O Nexo fez a uma ativista, uma escritora e uma artista engajadas em divulgar a causa das mulheres lésbicas a seguinte pergunta: O que é a visibilidade lésbica em 2020, e qual a importância de reivindicá-la ainda hoje? Veja as respostas abaixo.
“A visibilidade tem relação com a necessidade de que as pautas lésbicas sejam tratadas de forma pública, ampla e sem meios-termos. Primeiro, precisamos que a saúde seja pensada para mulheres lésbicas em razão de sua sexualidade — que muitas vezes é desmerecida, considerada uma sexualidade menor. Muitas mulheres lésbicas já passaram por violência ginecológica [quando há constrangimento ou abuso em consultas com ginecologistas], por exemplo.

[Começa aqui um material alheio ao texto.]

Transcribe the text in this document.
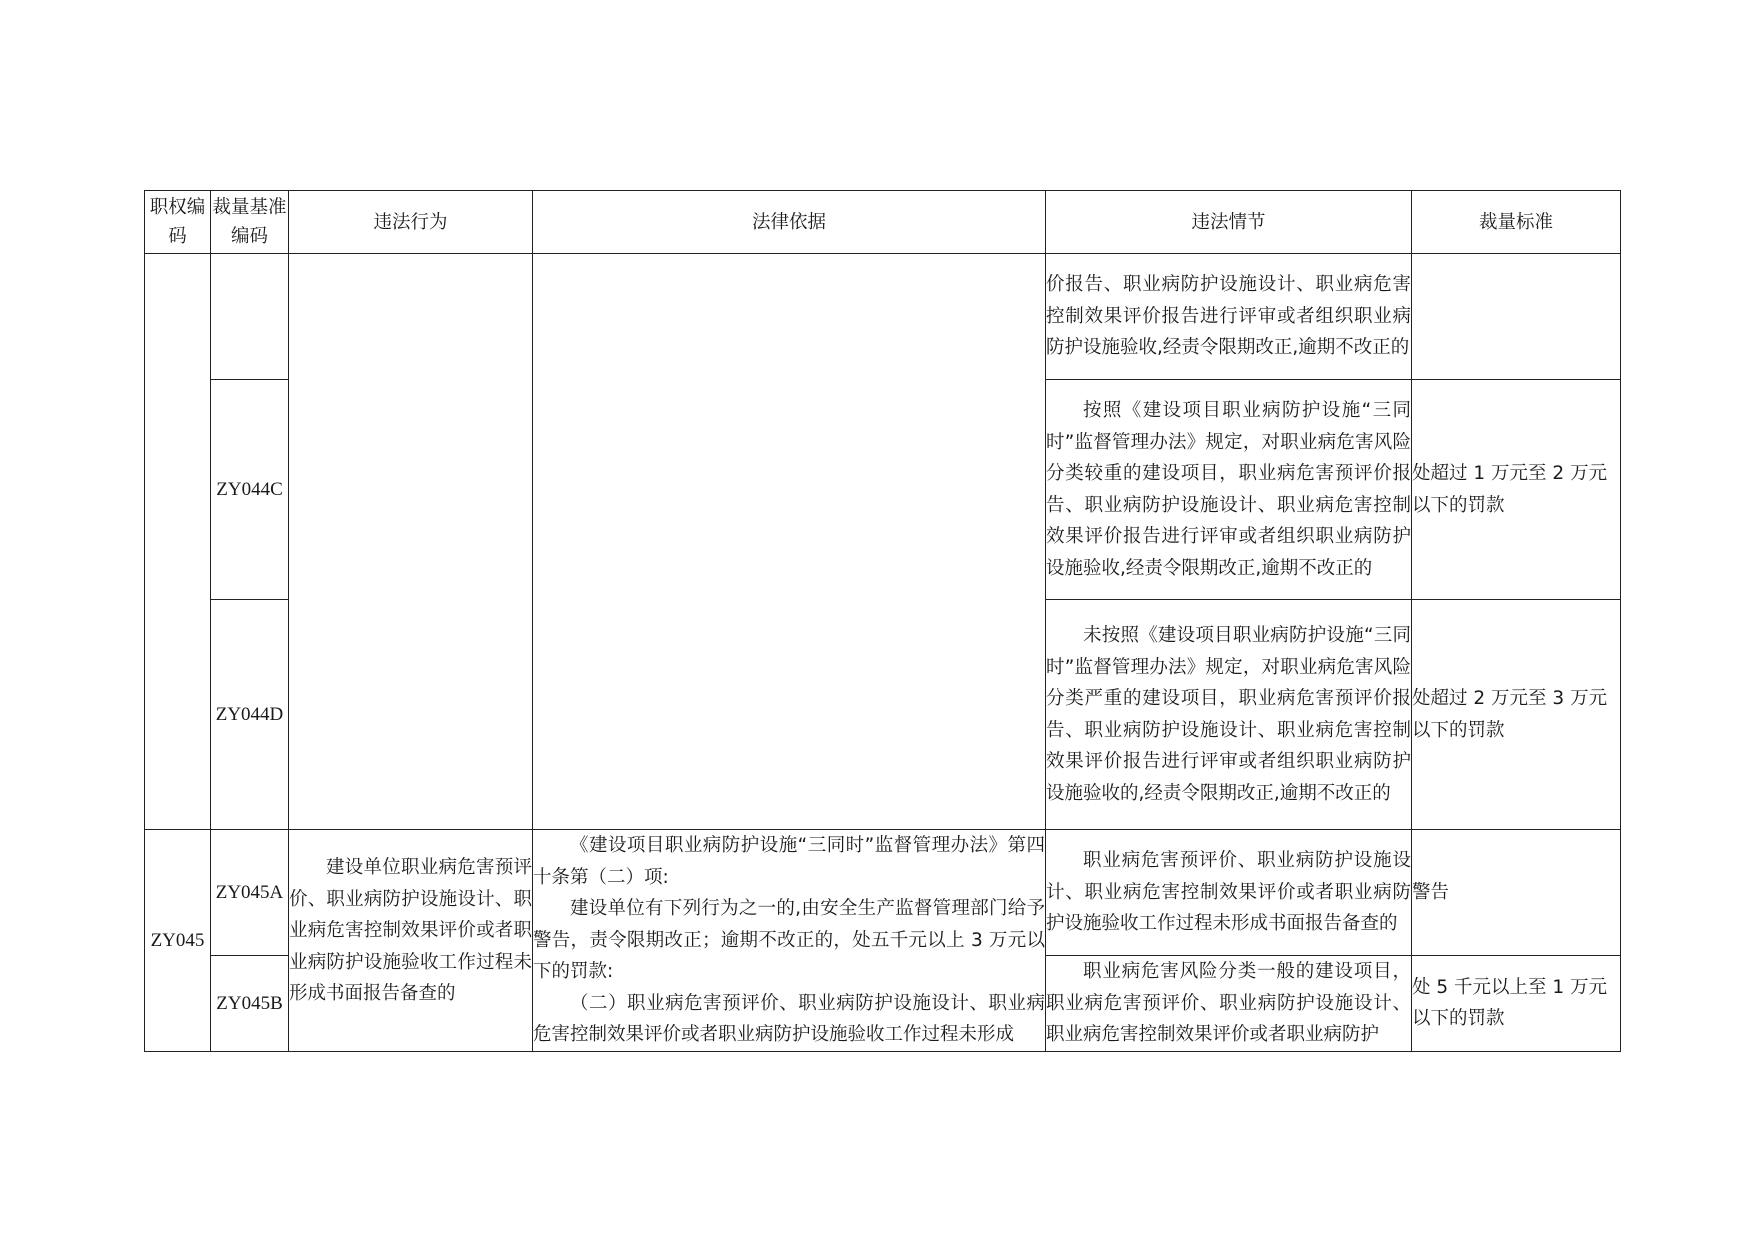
职权编码	裁量基准编码	违法行为	法律依据	违法情节	裁量标准

				价报告、职业病防护设施设计、职业病危害控制效果评价报告进行评审或者组织职业病防护设施验收,经责令限期改正,逾期不改正的	

	ZY044C			按照《建设项目职业病防护设施“三同时”监督管理办法》规定，对职业病危害风险分类较重的建设项目，职业病危害预评价报告、职业病防护设施设计、职业病危害控制效果评价报告进行评审或者组织职业病防护设施验收,经责令限期改正,逾期不改正的	处超过 1 万元至 2 万元以下的罚款
	ZY044D			未按照《建设项目职业病防护设施“三同时”监督管理办法》规定，对职业病危害风险分类严重的建设项目，职业病危害预评价报告、职业病防护设施设计、职业病危害控制效果评价报告进行评审或者组织职业病防护设施验收的,经责令限期改正,逾期不改正的	处超过 2 万元至 3 万元以下的罚款
ZY045	ZY045A	建设单位职业病危害预评价、职业病防护设施设计、职业病危害控制效果评价或者职业病防护设施验收工作过程未形成书面报告备查的	《建设项目职业病防护设施“三同时”监督管理办法》第四十条第（二）项:

建设单位有下列行为之一的,由安全生产监督管理部门给予警告，责令限期改正；逾期不改正的，处五千元以上 3 万元以下的罚款:

（二）职业病危害预评价、职业病防护设施设计、职业病危害控制效果评价或者职业病防护设施验收工作过程未形成	职业病危害预评价、职业病防护设施设计、职业病危害控制效果评价或者职业病防护设施验收工作过程未形成书面报告备查的	警告
	ZY045B			职业病危害风险分类一般的建设项目，职业病危害预评价、职业病防护设施设计、职业病危害控制效果评价或者职业病防护	处 5 千元以上至 1 万元以下的罚款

Por isso, precisamos pensar na educação dos nossos profissionais. Não apenas médicos, mas psicólogos, advogados e até mesmo o nosso Judiciário — para que entendam as famílias formadas por mulheres. São famílias de mulheres que às vezes vão ter adotado uma criança, ou tido uma criança por inseminação artificial.
Ou que, ainda, vão ser formadas por uma mulher bissexual e uma mulher lésbica, ou por uma mulher que um dia se entendeu hétero ou bissexual, teve um filho biológico, mas agora se entende lésbica. São várias possibilidades dentro do que é ser mulher — e uma mulher que, em dado momento da vida, decidiu, percebeu ou escolheu centrar seus afetos exclusivamente em mulheres.

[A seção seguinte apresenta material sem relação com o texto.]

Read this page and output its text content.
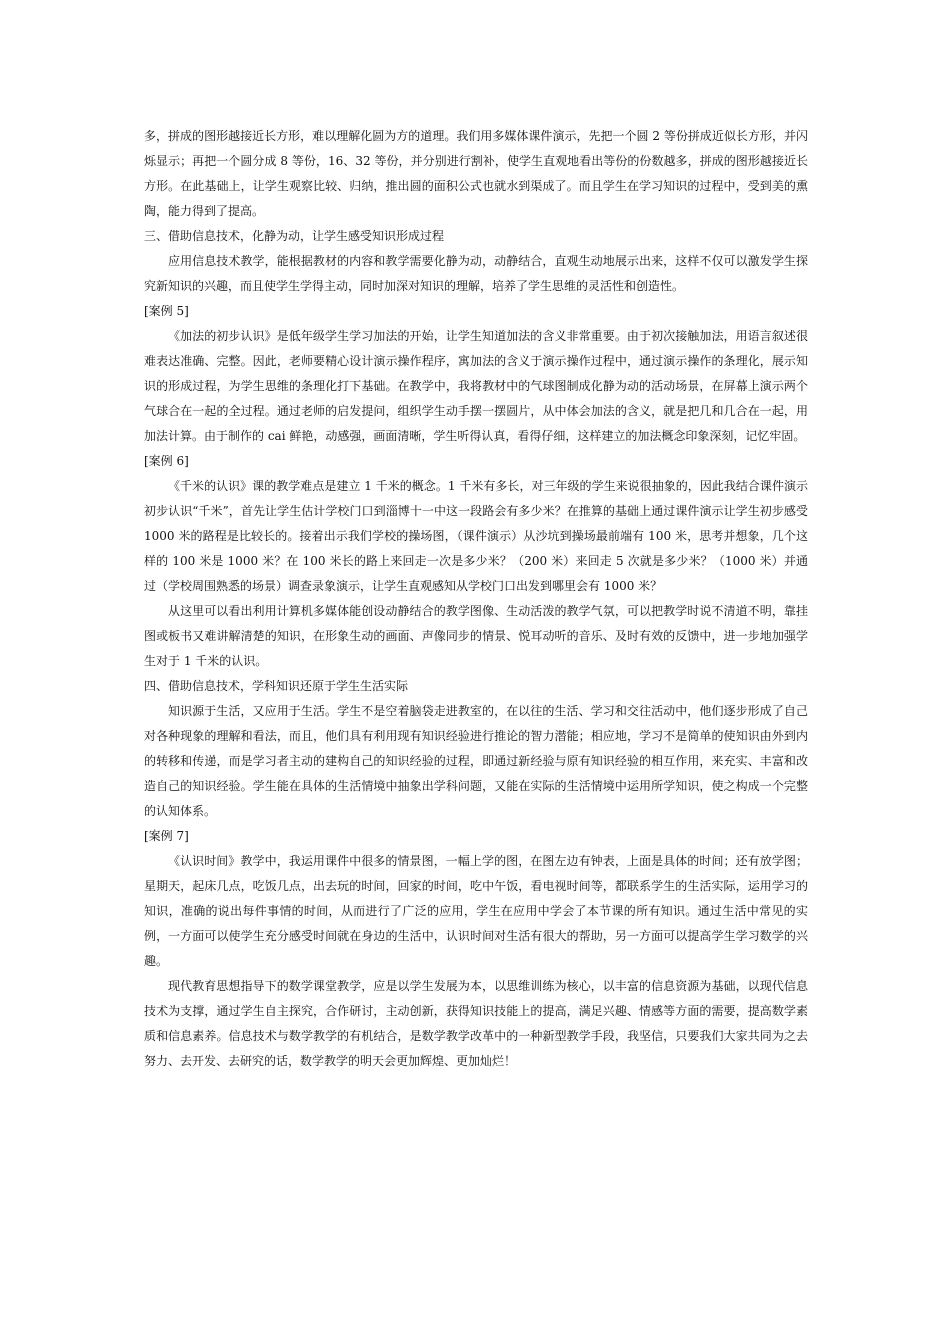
多，拼成的图形越接近长方形，难以理解化圆为方的道理。我们用多媒体课件演示，先把一个圆 2 等份拼成近似长方形，并闪烁显示；再把一个圆分成 8 等份，16、32 等份，并分别进行割补，使学生直观地看出等份的份数越多，拼成的图形越接近长方形。在此基础上，让学生观察比较、归纳，推出圆的面积公式也就水到渠成了。而且学生在学习知识的过程中，受到美的熏陶，能力得到了提高。

三、借助信息技术，化静为动，让学生感受知识形成过程

应用信息技术教学，能根据教材的内容和教学需要化静为动，动静结合，直观生动地展示出来，这样不仅可以激发学生探究新知识的兴趣，而且使学生学得主动，同时加深对知识的理解，培养了学生思维的灵活性和创造性。

[案例 5]

《加法的初步认识》是低年级学生学习加法的开始，让学生知道加法的含义非常重要。由于初次接触加法，用语言叙述很难表达准确、完整。因此，老师要精心设计演示操作程序，寓加法的含义于演示操作过程中，通过演示操作的条理化，展示知识的形成过程，为学生思维的条理化打下基础。在教学中，我将教材中的气球图制成化静为动的活动场景，在屏幕上演示两个气球合在一起的全过程。通过老师的启发提问，组织学生动手摆一摆圆片，从中体会加法的含义，就是把几和几合在一起，用加法计算。由于制作的 cai 鲜艳，动感强，画面清晰，学生听得认真，看得仔细，这样建立的加法概念印象深刻，记忆牢固。

[案例 6]

《千米的认识》课的教学难点是建立 1 千米的概念。1 千米有多长，对三年级的学生来说很抽象的，因此我结合课件演示初步认识“千米”，首先让学生估计学校门口到淄博十一中这一段路会有多少米？在推算的基础上通过课件演示让学生初步感受 1000 米的路程是比较长的。接着出示我们学校的操场图，（课件演示）从沙坑到操场最前端有 100 米，思考并想象，几个这样的 100 米是 1000 米？在 100 米长的路上来回走一次是多少米？（200 米）来回走 5 次就是多少米？（1000 米）并通过（学校周围熟悉的场景）调查录象演示，让学生直观感知从学校门口出发到哪里会有 1000 米？

从这里可以看出利用计算机多媒体能创设动静结合的教学图像、生动活泼的教学气氛，可以把教学时说不清道不明，靠挂图或板书又难讲解清楚的知识，在形象生动的画面、声像同步的情景、悦耳动听的音乐、及时有效的反馈中，进一步地加强学生对于 1 千米的认识。

四、借助信息技术，学科知识还原于学生生活实际

知识源于生活，又应用于生活。学生不是空着脑袋走进教室的，在以往的生活、学习和交往活动中，他们逐步形成了自己对各种现象的理解和看法，而且，他们具有利用现有知识经验进行推论的智力潜能；相应地，学习不是简单的使知识由外到内的转移和传递，而是学习者主动的建构自己的知识经验的过程，即通过新经验与原有知识经验的相互作用，来充实、丰富和改造自己的知识经验。学生能在具体的生活情境中抽象出学科问题，又能在实际的生活情境中运用所学知识，使之构成一个完整的认知体系。

[案例 7]

《认识时间》教学中，我运用课件中很多的情景图，一幅上学的图，在图左边有钟表，上面是具体的时间；还有放学图；星期天，起床几点，吃饭几点，出去玩的时间，回家的时间，吃中午饭，看电视时间等，都联系学生的生活实际，运用学习的知识，准确的说出每件事情的时间，从而进行了广泛的应用，学生在应用中学会了本节课的所有知识。通过生活中常见的实例，一方面可以使学生充分感受时间就在身边的生活中，认识时间对生活有很大的帮助，另一方面可以提高学生学习数学的兴趣。

现代教育思想指导下的数学课堂教学，应是以学生发展为本，以思维训练为核心，以丰富的信息资源为基础，以现代信息技术为支撑，通过学生自主探究，合作研讨，主动创新，获得知识技能上的提高，满足兴趣、情感等方面的需要，提高数学素质和信息素养。信息技术与数学教学的有机结合，是数学教学改革中的一种新型教学手段，我坚信，只要我们大家共同为之去努力、去开发、去研究的话，数学教学的明天会更加辉煌、更加灿烂！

A visibilidade é isto: é ter essa discussão de forma ampla, respeitosa, sem que eufemismos sejam usados para se tratarem a nós — ou que, ainda, escolham não falar sobre nós. Neste mês, muitos políticos e celebridades que postam constantemente sobre minorias nas redes sociais ignoraram o mês da visibilidade lésbica. Foram poucas as políticas que comentaram o assunto, e as que comentaram eram lésbicas ou bissexuais. Assim, percebemos que a invisibilidade é cotidiana na nossa história, na nossa vida.
O mês de agosto não foi escolhido aleatoriamente no calendário. Ele tem duas marcas dentro do movimento de lésbicas [o levante no Ferro’s Bar e o primeiro Seminário Nacional de Lésbicas] que mostram como temos força política, de organização e de união para lutarmos por nossas pautas. É um mês marcado pelo levante da voz da mulher lésbica contra a opressão, o silenciamento e a censura, contra ter suas demandas atravessadas por serem consideradas menores.
A visibilidade e o orgulho são importantes por isto: porque evocam memórias de luta — uma luta que ainda existe. A gente avançou pouco em nossas pautas e conquistas, porque ainda é muito difícil ouvir as mulheres. A voz feminina é muito abafada. Se essa mulher, então, é lésbica, ela vai ser mais silenciada e atravessada ainda. Por negar as relações centradas na figura masculina, ela é vista com desconfiança, como uma rebelde.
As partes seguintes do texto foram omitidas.